We started a pilot program were we installed 1 or 2 of the Sloan waterless urinals in our facilities to see how they hold up. Its only been 5 months, but so far our custodial staff seem to like them for their cleanliness. Maintenance wise the jury is still out.
One issue that was brought up in a conference recently was that if you pour Diet Coke into the urinal it causes a similar "mentos" type reaction to the cartidge chemical. We haven't tested it, but has anyone else experienced this issue?
Is there a need for a company to come in, replace these cartriges, and take the old away to be recycled and kept out of the landfill?
I have 27 buildings of which 10 of them had flush valve urinals. We installed 26 New Falcon Waterless urinals. The problems we have had is when the cleaning crew dumps the mop water in the urinals while the cartridge is still installed in it. Its like the person said about dumping Coke into them, it ruins the cartridge and the smell when you remove itis terrible. But So. California is in a servere drought so the Admiral of the Southwest Region told the Mayor of San Diego that we would cut water use by 20% this last year. It has been a tremendous asset to have them installed and not using the water to flush them or replace flushometers weekly, (mostly due to vandalism, kicking them to flush). Yes the cartridges are expensive at $ 39.99 ea. but the lack of water consumision is what we were after. They have been installed for almost a year now and we had problems, cartridges that had soda or water dumped into them. Also the deoderant that drips into them was a problem also. We have no smell problems until its time to change the cartridge. The best way to use these urinals is to follow the installation procedure to the letter. Have the lines cut and jetted to the main to get rid of all the calcium that is in the line, then when changing out the cartridges have the maintanence person dump 10 gallons of hot water down the urinal after the cartridge is removed. Since we have got the janitors to stop dumping mop water in them nightly we are seeing them last up to 90 days or longer.
Our exchanges are open 12 hours a day to the public and then the personnel are there a total of 14 to 15 hours a day, 364 days a year.
It may not be the best solution for everyone but we have saved over 2 million gallons of water in the last year and have spent $ 600.00 on cartridges. Is it worth it, I think so in that we are saving water for the surrounding neighbors.
Eddie, you said you only spent $600 on cartridges in the past year with 26 waterless urinals? Is that correct? Everyone else said the cartridge last from 3 to 4 months (3-4 changes/year), yet you seem to have only replaced about 15 of them in a year. Is that right?
There are an estimated 54 million flush urinals in the world. If only 10 percent were converted to waterfree, up to 216 billion gallons of water would be saved each year (enough to fill 327,272 Olympic swimming pools).
Even Small businesses can make a difference. A facility with 25 waterfree urinals can save 1 million gallons of water per year.

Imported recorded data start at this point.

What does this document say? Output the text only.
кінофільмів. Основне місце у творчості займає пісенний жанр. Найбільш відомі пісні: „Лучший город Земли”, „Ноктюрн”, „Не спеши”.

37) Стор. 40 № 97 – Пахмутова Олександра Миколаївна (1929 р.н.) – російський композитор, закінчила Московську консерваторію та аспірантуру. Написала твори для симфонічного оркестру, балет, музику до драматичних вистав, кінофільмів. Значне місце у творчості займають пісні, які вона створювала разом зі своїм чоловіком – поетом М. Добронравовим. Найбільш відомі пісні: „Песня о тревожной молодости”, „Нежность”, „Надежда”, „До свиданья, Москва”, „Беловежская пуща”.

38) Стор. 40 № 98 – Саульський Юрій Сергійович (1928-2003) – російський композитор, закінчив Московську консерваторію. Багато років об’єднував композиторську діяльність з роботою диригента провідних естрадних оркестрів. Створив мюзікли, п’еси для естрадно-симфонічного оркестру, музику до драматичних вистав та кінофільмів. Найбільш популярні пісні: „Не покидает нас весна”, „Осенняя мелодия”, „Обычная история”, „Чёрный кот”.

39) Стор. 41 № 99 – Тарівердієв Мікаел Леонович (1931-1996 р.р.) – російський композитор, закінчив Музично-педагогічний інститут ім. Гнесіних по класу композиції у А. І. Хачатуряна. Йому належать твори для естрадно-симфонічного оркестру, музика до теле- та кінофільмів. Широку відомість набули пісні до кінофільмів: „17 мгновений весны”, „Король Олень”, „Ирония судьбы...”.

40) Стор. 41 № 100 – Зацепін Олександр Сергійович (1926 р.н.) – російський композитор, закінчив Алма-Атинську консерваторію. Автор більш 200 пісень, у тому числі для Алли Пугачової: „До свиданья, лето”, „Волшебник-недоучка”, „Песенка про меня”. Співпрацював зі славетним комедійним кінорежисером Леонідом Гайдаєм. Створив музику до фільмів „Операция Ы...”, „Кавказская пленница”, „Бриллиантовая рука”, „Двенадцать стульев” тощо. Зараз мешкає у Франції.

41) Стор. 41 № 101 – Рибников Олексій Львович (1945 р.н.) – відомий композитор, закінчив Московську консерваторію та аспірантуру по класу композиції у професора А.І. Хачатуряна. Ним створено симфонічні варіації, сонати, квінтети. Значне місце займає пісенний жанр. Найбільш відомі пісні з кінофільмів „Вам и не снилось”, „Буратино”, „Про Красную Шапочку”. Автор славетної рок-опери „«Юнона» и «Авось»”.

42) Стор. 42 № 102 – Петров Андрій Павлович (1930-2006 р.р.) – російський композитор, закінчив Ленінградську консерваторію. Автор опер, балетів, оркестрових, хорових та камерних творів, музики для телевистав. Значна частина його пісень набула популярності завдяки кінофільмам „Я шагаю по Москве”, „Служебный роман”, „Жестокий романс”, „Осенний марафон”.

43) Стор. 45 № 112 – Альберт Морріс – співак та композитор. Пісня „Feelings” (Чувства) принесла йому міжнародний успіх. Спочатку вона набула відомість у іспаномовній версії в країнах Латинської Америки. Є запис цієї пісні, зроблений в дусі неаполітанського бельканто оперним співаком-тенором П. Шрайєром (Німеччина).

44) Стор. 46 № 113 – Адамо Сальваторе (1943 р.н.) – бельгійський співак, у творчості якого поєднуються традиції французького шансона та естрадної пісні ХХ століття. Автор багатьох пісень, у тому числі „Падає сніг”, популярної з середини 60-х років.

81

Air Delights offers WaterFree Urinal replacement cartridges for $39.99, we also have an $8.95 flat rate shipping cost. To go along with the cartridges we also carry WaterFree urinals and accessories. If you have any questions feel free to visit us at airdelights.com or call us toll free at 1-800-440-5556
I recommend you consider the effect undiluted urine could have on old cast iron drain pipes. I was told another agency installed a couple of these of units as a test only to find out the urine ate through their existing drain pipes. Granted, the facility was built in the early 1900's but they were not prepared for the problems these units caused them.